Rhode Island School of Design students and resident advisors gathered Wednesday night in front of Nickerson Hall to demonstrate their opposition to hateful acts that occurred on campus in the past week and a half. The first occurred the weekend of Feb. 18 and attracted national attention: A swastika was drawn in human feces on the wall of a bathroom in Nickerson, a first-year dorm on campus. A few days later, in the same first-year quad, wall art that originally spelled out “vape” in decorative tape was changed to read “rape.” The perpetrator(s) of both acts remain unknown.
“We don’t know why someone would treat the student body like that,” said Felicita Devlin, a first-year at RISD who lives in Nickerson. The fact that a perpetrator may be one of her peers — and likely someone who lives in the same quad as her — is “scary” and “feels creepy,” she said.
This was the 12th time an inappropriate incident involving human excrement has occurred in the first-year bathrooms since she came to campus, Devlin said. While at first students thought someone had been sick, it became clear that the acts were intentional when feces were put in air vents and on walls, she said. She added that it was upsetting to think of the custodial staff having to clean up each time an act like this occurs.
“I feel like professors should address this in class,” said Alla Alsahli, who is a first-year at RISD, adding that the perpetrators of these acts may be students in professors’ classes at RISD. Neither Alsahli nor Devlin’s professors had brought up the incidents in their classes.
“That bothers me … (that) the professors never address any of these issues,” Devlin said, adding that professors have an obligation to discuss incidents that seriously affect students. But despite her frustration with professors, Devlin was “really proud of” the administrative response to the events, explaining that the office of Residence Life and student RAs have supported students wishing to talk after the events. RAs at the demonstration declined to comment for the story.

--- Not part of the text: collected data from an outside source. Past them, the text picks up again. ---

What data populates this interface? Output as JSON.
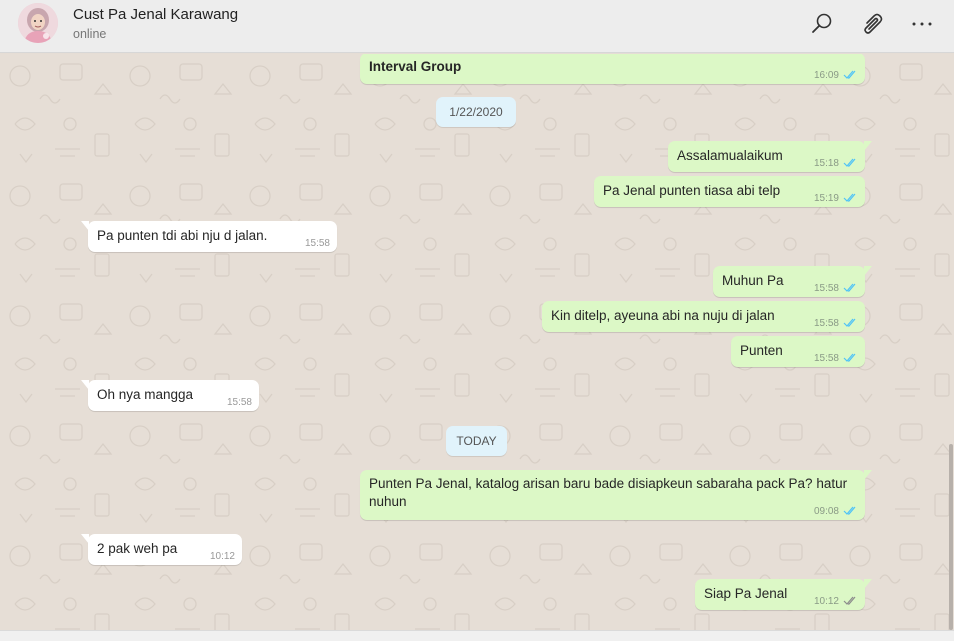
{
  "header": {
    "contact_name": "Cust Pa Jenal Karawang",
    "status": "online",
    "icons": [
      "avatar",
      "search-icon",
      "attach-icon",
      "more-options-icon"
    ]
  },
  "colors": {
    "outgoing_bubble": "#dcf8c6",
    "incoming_bubble": "#ffffff",
    "date_chip": "#e1f3fb",
    "read_ticks": "#4fc3f7",
    "delivered_ticks": "#8c8c8c"
  },
  "messages": [
    {
      "text": "Interval Group",
      "time": "16:09",
      "status": "read"
    },
    {
      "date": "1/22/2020"
    },
    {
      "text": "Assalamualaikum",
      "time": "15:18",
      "status": "read"
    },
    {
      "text": "Pa Jenal punten tiasa abi telp",
      "time": "15:19",
      "status": "read"
    },
    {
      "text": "Pa punten tdi abi nju d jalan.",
      "time": "15:58"
    },
    {
      "text": "Muhun Pa",
      "time": "15:58",
      "status": "read"
    },
    {
      "text": "Kin ditelp, ayeuna abi na nuju di jalan",
      "time": "15:58",
      "status": "read"
    },
    {
      "text": "Punten",
      "time": "15:58",
      "status": "read"
    },
    {
      "text": "Oh nya mangga",
      "time": "15:58"
    },
    {
      "date": "TODAY"
    },
    {
      "text": "Punten Pa Jenal, katalog arisan baru bade disiapkeun sabaraha pack Pa? hatur nuhun",
      "time": "09:08",
      "status": "read"
    },
    {
      "text": "2 pak weh pa",
      "time": "10:12"
    },
    {
      "text": "Siap Pa Jenal",
      "time": "10:12",
      "status": "delivered"
    }
  ]
}
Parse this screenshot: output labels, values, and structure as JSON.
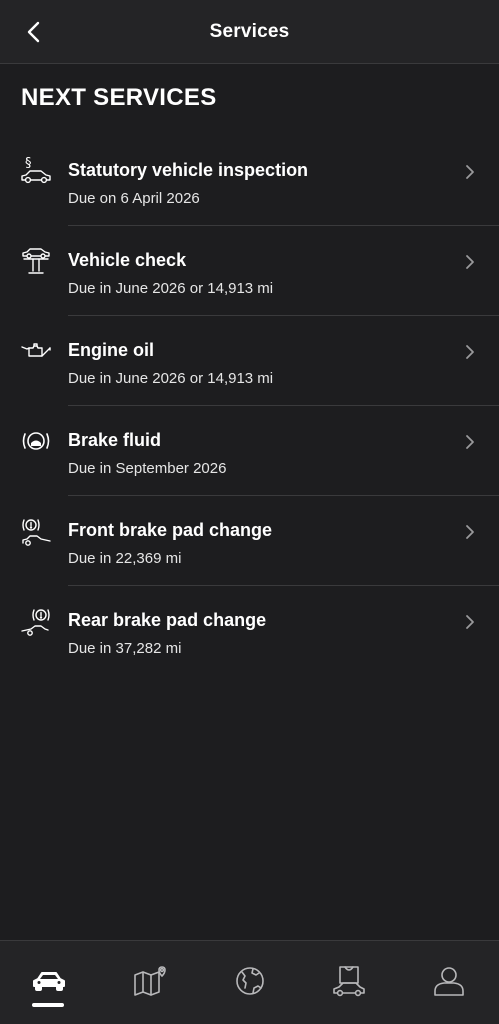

“My first thought was, ‘What are the students feeling?’” said Kyle Stuber, who works in the Residence Life Program at RISD as the area coordinator for first-years. Stuber held a community meeting immediately after the events and asked his residents what support they needed. Students told him RISD needs to give back on an institutional level. There needs to be “an institutional response to an institutional problem,” Stuber said, adding that though “this may have happened in the first-year area,” it “affects the community” as a whole.
But some felt the greater administrative response to the incidents was insufficient: “I was frustrated with (the administration’s) use of euphemistic language and hedging,” said Jacob Poindexter, a junior at RISD, in reference to a community-wide email sent out in response to the incidents.
“I feel that the administration, in a systemic way, fails to holistically address issues of bigotry … (and) disenfranchisement within the school,” Poindexter said. He added that he feels that pushes for change come almost exclusively from students. The administration does “the bare minimum in response” after intense demands from students, he said, adding that even then “there seems to be a lot of hoops to go through to reach structural change throughout the school.”
Poindexter said bigotry and activism against it have been a part of RISD for as long as he has been at the school.
The gathering moved from the green in front of Nickerson to the dorm’s lounge, located down the hall from where the Swastika was found. Inside of Nickerson, resident advisors had hung a large poster that read “This Community Values Love.” Beneath these words, students could write their own comments on what values they felt the RISD community should reflect. Next to this poster were statements of “community values,” and down the hall ResLife had set up snacks and music for students. The group of attendees grew in the Nickerson lounge, with students sitting in small groups and chatting among themselves.
“Please tell us what would make you feel safe in the community,” Stuber said to attendees, encouraging them to write down their complaints on papers and leave them in a yellow envelope that would “go to the right person.” An email circulated by an RA said that student concerns would be compiled into a list of demands to be presented to the college’s administration.
“We have been proactively focused on fostering an environment where differences flourish, where disagreements are productive and framed by trust and where all community members are encouraged to embrace the unknown and expand their worldview,” wrote RISD Public Relations Director Jaime Marland in an email to The Herald. “Issues of concern are taken seriously and addressed swiftly,” she added.
In a statement published on Facebook, Brown/RISD Hillel similarly decried the incident. “We were saddened and angered to learn of the anti-Semitic graffiti found in a RISD dorm bathroom,” the statement read. “There is no place for hateful symbols on a college campus or anywhere.”